Bis 2005 wurden Brennelemente aus deutschen Atomkraftwerken zur Wiederaufarbeitung nach Großbritannien und Frankreich transportiert. Die dabei angefallenen, in Deutschland verursachten hochradioaktiven Abfälle wurden nach Deutschland zurücktransportiert. Mit der Einlagerung der letzten sieben Behältern in das Zwischenlager Brokdorf wurde die Rücknahme radioaktiver Abfälle aus der Wiederaufarbeitung im Juni 2026 abgeschlossen.

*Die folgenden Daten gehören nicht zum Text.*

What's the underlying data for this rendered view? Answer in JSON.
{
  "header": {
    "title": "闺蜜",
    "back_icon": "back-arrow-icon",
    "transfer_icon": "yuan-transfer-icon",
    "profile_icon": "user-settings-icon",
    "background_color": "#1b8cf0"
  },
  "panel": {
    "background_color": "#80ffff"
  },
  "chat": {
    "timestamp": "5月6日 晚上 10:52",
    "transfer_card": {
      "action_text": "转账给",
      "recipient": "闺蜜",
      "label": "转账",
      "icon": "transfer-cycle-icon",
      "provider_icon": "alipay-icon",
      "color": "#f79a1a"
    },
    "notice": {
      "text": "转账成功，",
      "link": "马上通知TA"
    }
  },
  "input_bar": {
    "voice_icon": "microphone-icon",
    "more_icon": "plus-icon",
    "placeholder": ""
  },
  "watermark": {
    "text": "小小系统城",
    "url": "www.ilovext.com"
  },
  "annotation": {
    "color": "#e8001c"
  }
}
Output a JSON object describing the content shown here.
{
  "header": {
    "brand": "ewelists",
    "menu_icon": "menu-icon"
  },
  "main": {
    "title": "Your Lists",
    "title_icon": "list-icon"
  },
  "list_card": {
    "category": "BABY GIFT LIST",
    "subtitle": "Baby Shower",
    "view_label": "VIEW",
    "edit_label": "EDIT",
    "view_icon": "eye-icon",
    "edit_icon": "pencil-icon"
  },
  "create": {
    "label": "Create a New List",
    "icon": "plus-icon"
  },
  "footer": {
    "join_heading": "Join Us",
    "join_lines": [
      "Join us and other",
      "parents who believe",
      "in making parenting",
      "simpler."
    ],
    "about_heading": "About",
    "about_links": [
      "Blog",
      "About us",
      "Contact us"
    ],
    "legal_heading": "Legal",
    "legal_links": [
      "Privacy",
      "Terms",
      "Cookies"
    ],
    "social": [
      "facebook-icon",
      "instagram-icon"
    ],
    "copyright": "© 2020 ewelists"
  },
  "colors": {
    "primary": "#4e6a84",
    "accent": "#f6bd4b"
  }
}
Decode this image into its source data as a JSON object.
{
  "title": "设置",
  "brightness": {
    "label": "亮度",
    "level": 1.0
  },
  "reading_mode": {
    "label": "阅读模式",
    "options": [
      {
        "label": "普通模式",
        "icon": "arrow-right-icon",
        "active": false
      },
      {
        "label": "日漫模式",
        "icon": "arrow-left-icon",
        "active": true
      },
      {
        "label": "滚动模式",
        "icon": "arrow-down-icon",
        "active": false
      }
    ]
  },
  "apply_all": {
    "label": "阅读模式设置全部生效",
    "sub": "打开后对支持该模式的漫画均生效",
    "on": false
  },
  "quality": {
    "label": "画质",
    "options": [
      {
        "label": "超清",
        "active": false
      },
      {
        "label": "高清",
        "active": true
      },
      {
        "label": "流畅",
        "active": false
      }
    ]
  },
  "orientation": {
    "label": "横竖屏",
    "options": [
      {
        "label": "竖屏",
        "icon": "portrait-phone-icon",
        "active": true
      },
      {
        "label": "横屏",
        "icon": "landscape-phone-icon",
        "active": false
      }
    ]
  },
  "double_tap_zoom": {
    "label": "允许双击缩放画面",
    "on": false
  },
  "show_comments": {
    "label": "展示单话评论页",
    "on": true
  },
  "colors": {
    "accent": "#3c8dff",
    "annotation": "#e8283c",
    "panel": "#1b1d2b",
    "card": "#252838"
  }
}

Verursacher dieser hochradioaktiven Abfälle sind die deutschen Atomkraftwerke (AKW). Die Betreiber der AKW haben Brennelemente im Ausland wiederaufarbeiten lassen. Deutschland ist zur Rücknahme dieser Abfälle durch die Abfallverursacher verpflichtet.

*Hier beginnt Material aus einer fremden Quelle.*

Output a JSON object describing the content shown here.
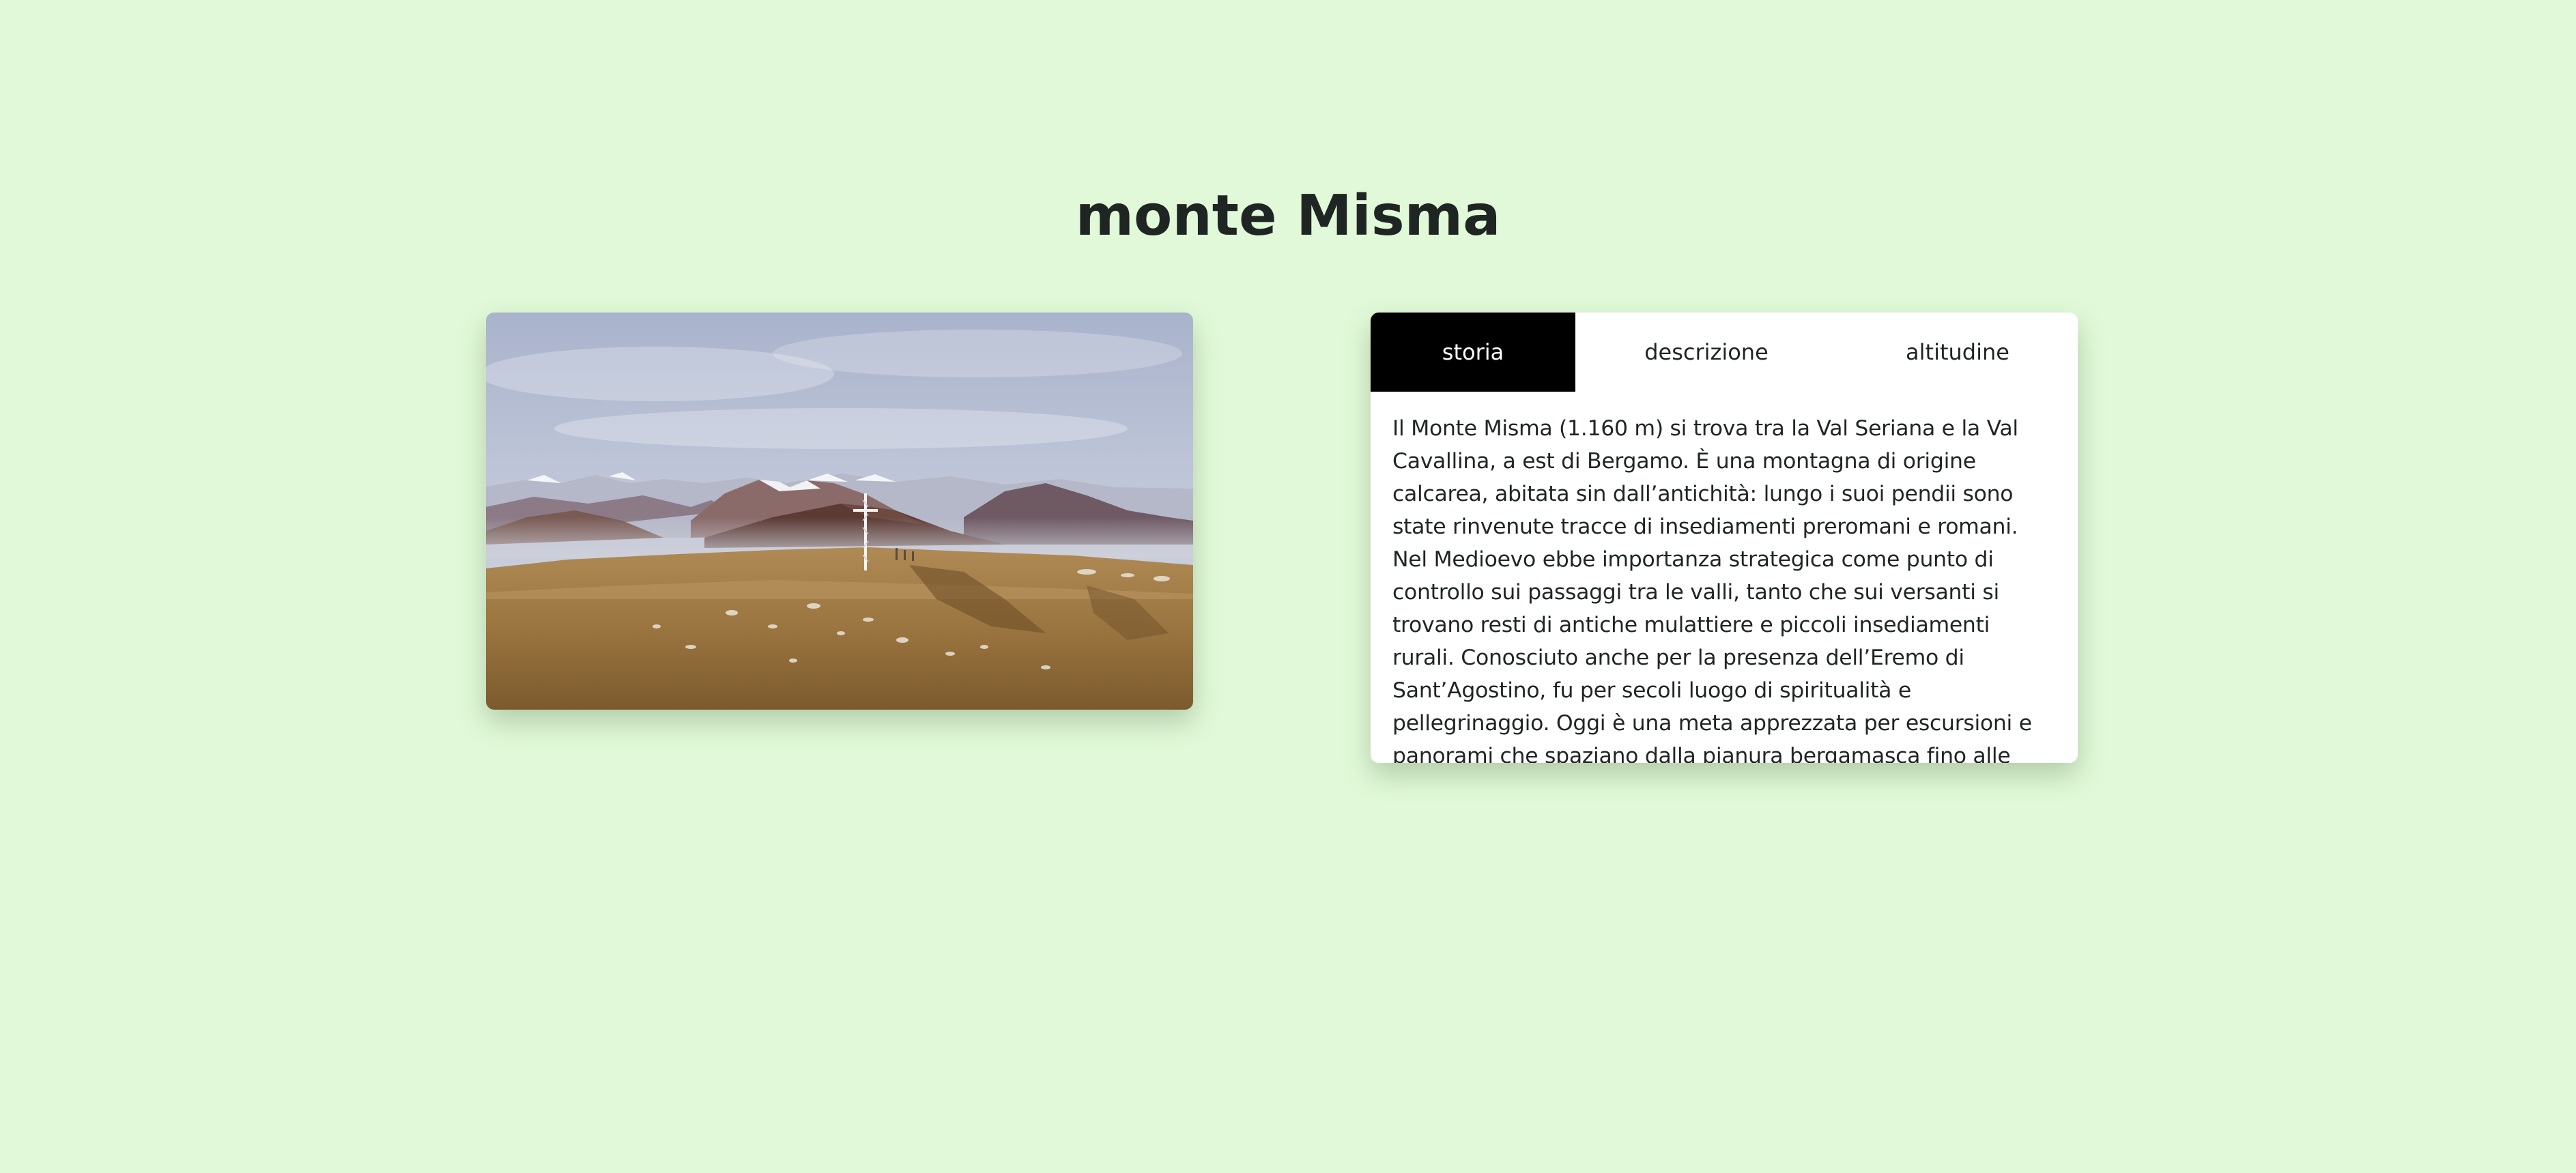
{
  "page": {
    "title": "monte Misma"
  },
  "photo": {
    "subject": "panoramic view from the summit of monte Misma with a summit cross, brown grassy foreground, distant mountains with snowy peaks under a cloudy sky"
  },
  "tabs": [
    {
      "label": "storia",
      "active": true
    },
    {
      "label": "descrizione",
      "active": false
    },
    {
      "label": "altitudine",
      "active": false
    }
  ],
  "panel": {
    "text": "Il Monte Misma (1.160 m) si trova tra la Val Seriana e la Val Cavallina, a est di Bergamo. È una montagna di origine calcarea, abitata sin dall’antichità: lungo i suoi pendii sono state rinvenute tracce di insediamenti preromani e romani. Nel Medioevo ebbe importanza strategica come punto di controllo sui passaggi tra le valli, tanto che sui versanti si trovano resti di antiche mulattiere e piccoli insediamenti rurali. Conosciuto anche per la presenza dell’Eremo di Sant’Agostino, fu per secoli luogo di spiritualità e pellegrinaggio. Oggi è una meta apprezzata per escursioni e panorami che spaziano dalla pianura bergamasca fino alle Prealpi."
  },
  "colors": {
    "background": "#e1f9d8",
    "active_tab_bg": "#000000",
    "active_tab_text": "#ffffff",
    "text": "#1f2523"
  }
}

Seit 2005 sind in Deutschland Transporte zur Wiederaufarbeitung deutscher Kernbrennstoffe im Ausland gesetzlich verboten. Es lagern allerdings noch Wiederaufarbeitungsabfälle im Ausland. Gemäß ihren vertraglichen Verpflichtungen müssen die Abfallbesitzer, die Betreiber der Atomkraftwerke, ihre radioaktiven Abfälle nach Deutschland zurücknehmen. Zur Rücknahme dieser Abfälle hat sich die Bundesrepublik Deutschland auch völkerrechtlich verpflichtet.